Huggins called it “the only fault to find with St. Petersburg during the training season.” Ruth complained to the Times, “These folks around here have been at me for more than a week to park one and when I do, I only get two bases. Say, where do I have to hit the ball for a free trip around? But I am satisfied. The people here can rest assured that they have seen the longest two-base hit of their lives.”
The Bambino would return to St. Petersburg for 10 more springs, ending in 1935 as a member of the Braves. “It was said that the population of St. Petersburg tripled when Ruth was playing baseball there,” wrote Will Michaels.
Despite that difficult first spring and his habitual indiscretions, Ruth found his own paradise and a sense of belonging in the Sunshine City. Only at Yankee Stadium and Fenway Park, where he played for the Red Sox from 1914 to 1919, did he play more home games than at Waterfront Park.

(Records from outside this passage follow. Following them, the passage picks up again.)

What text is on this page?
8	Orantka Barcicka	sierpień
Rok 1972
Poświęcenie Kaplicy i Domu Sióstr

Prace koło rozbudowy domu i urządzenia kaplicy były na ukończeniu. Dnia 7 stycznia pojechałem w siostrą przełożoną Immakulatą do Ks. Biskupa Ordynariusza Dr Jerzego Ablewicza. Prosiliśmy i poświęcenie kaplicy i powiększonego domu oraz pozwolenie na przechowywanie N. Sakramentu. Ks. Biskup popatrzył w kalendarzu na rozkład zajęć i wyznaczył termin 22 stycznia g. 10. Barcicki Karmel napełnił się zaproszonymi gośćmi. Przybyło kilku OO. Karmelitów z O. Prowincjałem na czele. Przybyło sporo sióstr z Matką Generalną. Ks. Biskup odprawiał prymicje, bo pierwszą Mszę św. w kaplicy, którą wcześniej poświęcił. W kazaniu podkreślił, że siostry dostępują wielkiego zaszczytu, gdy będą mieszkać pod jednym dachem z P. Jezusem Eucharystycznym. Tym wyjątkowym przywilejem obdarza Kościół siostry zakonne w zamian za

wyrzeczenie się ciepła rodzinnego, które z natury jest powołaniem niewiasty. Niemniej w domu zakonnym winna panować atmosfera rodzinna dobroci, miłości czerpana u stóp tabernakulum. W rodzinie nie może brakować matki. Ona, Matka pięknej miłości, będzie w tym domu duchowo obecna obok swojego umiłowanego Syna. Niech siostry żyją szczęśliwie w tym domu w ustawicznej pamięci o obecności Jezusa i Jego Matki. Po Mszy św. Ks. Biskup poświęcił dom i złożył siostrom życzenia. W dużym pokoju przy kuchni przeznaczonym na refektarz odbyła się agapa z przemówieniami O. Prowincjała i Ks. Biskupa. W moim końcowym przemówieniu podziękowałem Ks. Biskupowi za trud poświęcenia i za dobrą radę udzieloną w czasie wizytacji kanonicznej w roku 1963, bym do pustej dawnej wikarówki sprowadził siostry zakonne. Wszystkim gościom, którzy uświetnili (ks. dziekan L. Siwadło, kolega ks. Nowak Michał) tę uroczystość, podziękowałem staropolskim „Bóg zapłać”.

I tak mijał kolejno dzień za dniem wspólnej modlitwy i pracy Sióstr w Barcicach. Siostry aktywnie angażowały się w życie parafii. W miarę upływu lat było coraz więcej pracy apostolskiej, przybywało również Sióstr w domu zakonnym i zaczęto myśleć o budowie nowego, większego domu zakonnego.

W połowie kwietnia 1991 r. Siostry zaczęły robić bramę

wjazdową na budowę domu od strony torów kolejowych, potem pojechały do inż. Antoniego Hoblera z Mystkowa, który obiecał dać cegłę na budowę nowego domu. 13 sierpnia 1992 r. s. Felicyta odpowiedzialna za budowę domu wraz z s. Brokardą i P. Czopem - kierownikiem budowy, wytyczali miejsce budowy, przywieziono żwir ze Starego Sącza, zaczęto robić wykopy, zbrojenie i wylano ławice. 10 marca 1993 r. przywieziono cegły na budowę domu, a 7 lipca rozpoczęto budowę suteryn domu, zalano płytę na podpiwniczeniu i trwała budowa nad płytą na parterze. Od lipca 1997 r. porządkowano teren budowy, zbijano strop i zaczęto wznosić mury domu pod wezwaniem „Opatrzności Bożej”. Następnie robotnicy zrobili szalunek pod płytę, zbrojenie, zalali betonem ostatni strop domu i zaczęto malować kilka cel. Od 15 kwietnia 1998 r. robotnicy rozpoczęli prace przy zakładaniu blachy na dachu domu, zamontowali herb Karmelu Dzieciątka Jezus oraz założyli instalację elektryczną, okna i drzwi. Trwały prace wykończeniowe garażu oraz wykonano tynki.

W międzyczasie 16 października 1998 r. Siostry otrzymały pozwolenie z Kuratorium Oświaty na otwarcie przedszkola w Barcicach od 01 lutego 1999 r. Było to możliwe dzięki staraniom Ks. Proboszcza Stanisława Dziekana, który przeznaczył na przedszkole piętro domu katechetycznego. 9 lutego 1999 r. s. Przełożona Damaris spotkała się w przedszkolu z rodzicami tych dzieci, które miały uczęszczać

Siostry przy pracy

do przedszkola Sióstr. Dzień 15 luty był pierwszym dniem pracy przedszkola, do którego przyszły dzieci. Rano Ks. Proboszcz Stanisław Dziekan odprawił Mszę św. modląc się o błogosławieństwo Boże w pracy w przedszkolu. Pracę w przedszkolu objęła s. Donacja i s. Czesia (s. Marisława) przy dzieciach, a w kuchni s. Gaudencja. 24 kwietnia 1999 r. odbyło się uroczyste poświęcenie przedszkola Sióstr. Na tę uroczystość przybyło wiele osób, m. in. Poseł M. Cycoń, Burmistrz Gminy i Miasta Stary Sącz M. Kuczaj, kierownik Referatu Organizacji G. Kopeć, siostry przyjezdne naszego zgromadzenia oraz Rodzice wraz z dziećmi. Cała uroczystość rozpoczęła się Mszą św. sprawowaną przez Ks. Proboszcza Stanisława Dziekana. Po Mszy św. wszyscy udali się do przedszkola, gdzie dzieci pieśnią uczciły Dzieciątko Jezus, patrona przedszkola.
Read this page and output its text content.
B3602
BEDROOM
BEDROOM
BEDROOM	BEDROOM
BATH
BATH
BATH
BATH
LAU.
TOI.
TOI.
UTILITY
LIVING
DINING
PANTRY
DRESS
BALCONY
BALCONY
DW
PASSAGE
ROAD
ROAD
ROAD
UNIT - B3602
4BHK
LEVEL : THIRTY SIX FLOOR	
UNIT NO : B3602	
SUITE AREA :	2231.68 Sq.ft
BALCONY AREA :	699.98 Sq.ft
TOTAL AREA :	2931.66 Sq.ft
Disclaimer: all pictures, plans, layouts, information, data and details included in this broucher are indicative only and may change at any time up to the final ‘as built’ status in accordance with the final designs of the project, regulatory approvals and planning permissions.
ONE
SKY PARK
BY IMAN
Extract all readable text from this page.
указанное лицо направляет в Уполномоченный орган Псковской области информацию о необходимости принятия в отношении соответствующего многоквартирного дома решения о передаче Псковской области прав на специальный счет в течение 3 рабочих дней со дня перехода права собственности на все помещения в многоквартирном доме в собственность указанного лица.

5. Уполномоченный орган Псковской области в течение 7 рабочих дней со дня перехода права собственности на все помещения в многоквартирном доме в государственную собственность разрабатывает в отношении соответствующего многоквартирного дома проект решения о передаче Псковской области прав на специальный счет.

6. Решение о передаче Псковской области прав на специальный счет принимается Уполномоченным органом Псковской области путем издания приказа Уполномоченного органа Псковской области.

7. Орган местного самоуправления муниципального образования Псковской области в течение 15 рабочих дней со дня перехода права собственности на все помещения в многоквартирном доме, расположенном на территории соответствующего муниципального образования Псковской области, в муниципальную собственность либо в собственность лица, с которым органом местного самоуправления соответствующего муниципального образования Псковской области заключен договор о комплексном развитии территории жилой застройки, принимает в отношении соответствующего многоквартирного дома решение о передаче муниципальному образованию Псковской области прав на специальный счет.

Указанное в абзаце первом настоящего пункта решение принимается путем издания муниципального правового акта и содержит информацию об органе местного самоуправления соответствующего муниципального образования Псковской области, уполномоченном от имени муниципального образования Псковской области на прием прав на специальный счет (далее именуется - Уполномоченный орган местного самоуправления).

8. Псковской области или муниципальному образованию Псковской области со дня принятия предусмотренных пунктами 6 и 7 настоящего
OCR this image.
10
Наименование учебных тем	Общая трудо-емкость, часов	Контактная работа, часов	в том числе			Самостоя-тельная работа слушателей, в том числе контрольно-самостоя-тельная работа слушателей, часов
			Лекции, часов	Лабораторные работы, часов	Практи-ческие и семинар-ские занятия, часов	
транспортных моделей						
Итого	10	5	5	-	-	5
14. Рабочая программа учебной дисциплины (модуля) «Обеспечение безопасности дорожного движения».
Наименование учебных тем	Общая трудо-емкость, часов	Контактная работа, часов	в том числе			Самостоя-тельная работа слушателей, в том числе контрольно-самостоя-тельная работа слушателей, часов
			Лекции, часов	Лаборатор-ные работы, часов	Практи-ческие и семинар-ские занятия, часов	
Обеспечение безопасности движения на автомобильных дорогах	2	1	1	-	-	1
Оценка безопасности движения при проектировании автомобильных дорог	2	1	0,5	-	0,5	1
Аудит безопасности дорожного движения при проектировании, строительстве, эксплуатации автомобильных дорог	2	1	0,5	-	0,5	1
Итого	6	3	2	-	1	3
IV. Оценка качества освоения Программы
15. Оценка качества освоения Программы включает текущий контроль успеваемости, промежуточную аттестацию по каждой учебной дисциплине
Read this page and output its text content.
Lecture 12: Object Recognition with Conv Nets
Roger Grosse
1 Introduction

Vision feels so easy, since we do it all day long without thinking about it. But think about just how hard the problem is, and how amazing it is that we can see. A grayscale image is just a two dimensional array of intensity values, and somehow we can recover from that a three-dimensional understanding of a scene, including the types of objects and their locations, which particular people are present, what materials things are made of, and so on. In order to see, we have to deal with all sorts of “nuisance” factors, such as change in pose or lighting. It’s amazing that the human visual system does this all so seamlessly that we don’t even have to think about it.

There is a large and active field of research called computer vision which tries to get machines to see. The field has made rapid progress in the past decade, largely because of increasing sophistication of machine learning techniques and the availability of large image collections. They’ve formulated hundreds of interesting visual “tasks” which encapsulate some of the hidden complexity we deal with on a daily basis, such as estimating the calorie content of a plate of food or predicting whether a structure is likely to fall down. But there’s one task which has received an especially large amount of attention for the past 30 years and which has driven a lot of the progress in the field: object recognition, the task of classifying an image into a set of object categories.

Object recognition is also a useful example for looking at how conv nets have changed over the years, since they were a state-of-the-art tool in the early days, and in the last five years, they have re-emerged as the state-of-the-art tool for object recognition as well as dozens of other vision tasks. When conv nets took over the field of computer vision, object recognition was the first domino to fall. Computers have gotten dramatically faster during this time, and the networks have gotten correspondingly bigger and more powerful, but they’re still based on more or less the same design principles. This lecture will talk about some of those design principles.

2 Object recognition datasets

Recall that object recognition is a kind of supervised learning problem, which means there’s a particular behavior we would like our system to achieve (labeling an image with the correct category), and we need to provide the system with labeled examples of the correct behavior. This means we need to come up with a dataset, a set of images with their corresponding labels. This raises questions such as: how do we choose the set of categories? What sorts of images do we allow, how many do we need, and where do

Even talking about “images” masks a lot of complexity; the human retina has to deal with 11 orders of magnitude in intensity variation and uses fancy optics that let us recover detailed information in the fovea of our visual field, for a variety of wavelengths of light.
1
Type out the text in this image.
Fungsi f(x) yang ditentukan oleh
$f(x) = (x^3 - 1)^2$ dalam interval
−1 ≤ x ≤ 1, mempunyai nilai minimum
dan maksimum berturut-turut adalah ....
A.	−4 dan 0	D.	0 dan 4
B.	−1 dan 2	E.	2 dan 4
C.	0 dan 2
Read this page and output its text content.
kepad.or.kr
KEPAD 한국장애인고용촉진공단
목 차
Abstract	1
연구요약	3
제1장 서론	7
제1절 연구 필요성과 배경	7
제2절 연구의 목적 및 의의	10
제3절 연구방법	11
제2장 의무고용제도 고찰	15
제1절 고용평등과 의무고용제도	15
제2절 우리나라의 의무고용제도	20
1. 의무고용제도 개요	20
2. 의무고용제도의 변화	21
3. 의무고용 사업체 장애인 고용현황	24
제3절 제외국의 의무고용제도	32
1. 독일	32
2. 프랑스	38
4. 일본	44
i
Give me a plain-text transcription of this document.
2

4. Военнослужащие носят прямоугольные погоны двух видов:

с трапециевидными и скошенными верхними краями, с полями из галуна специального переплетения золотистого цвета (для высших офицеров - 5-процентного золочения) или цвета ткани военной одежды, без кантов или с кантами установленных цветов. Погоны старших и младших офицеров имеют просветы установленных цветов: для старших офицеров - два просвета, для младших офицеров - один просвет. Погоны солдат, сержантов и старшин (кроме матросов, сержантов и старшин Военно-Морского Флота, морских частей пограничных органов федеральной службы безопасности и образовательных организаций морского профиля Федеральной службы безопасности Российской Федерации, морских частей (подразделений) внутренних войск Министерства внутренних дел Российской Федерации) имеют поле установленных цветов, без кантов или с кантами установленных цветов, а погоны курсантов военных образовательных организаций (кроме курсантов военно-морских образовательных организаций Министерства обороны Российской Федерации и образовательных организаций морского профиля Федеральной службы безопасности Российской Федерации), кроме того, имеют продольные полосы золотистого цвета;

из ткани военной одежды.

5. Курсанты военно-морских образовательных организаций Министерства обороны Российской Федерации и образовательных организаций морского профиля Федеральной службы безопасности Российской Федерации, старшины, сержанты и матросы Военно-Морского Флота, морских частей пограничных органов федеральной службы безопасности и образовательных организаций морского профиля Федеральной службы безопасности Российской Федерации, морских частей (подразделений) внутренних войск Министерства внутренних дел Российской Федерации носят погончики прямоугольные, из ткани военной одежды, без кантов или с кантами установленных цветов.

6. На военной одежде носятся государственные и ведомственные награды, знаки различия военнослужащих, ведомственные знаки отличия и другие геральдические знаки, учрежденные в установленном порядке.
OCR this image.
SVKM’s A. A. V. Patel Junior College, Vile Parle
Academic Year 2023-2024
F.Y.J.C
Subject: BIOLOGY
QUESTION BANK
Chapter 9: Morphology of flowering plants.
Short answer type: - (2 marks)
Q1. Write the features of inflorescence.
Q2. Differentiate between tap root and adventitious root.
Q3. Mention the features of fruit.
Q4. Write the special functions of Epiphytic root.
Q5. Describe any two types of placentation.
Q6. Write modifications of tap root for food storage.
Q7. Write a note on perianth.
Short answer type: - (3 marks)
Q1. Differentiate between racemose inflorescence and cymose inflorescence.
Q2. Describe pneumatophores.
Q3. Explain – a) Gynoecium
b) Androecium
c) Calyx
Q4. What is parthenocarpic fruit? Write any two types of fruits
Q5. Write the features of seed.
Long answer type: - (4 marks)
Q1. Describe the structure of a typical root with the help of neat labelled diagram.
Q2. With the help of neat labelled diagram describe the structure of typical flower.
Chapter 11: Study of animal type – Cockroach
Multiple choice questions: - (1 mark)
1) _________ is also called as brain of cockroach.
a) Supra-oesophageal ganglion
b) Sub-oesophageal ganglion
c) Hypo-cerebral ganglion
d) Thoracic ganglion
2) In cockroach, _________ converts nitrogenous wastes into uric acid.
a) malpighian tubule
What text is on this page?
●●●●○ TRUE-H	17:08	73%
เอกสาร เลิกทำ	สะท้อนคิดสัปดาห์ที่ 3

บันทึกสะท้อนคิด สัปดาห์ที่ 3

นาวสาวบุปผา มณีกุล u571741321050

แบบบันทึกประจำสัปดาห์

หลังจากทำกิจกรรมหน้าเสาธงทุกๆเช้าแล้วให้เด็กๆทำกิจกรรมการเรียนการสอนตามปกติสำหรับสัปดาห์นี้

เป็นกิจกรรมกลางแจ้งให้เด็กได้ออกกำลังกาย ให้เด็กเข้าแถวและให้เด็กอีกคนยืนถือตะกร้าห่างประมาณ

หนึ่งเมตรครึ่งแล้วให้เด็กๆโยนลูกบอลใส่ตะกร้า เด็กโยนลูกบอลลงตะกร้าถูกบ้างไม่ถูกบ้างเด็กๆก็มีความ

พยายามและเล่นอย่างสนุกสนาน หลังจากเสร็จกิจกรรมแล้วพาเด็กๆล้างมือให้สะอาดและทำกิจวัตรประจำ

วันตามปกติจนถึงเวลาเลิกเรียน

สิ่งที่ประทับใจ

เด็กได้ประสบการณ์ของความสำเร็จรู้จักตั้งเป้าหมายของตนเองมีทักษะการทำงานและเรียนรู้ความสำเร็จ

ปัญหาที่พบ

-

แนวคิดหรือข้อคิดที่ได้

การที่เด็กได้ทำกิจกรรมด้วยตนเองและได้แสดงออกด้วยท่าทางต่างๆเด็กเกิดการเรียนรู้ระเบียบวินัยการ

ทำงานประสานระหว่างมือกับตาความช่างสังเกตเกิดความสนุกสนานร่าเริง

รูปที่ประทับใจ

It would be impossible to measure his impact on the city, particularly its youth. Michaels described a little-known incident from that first spring when the Babe led a fundraising campaign to help orphans whose parents were killed in a crash on the recently opened Gandy Bridge. Among his many charitable efforts was his work toward establishing the Crippled Children’s Hospital. Today, it is known as Johns Hopkins All Children’s Hospital.
“Both parties,” wrote McCarthy, “the ballplayer and the state, prospered from encounters with each other. He spent many springs there to get his body into shape, show his employers that he was still able to hit the long ball and enthrall a public that never got its fill of the man. Florida likewise gained from his presence not only in the increase in the number of tourists who flocked to the state each March to watch the boys of summer, but also from the ballplayers who returned there after their careers were over, from the millions of words written from the Sunshine State and from the high praise that Ruth always had for the state … Florida and Babe Ruth came of age together.”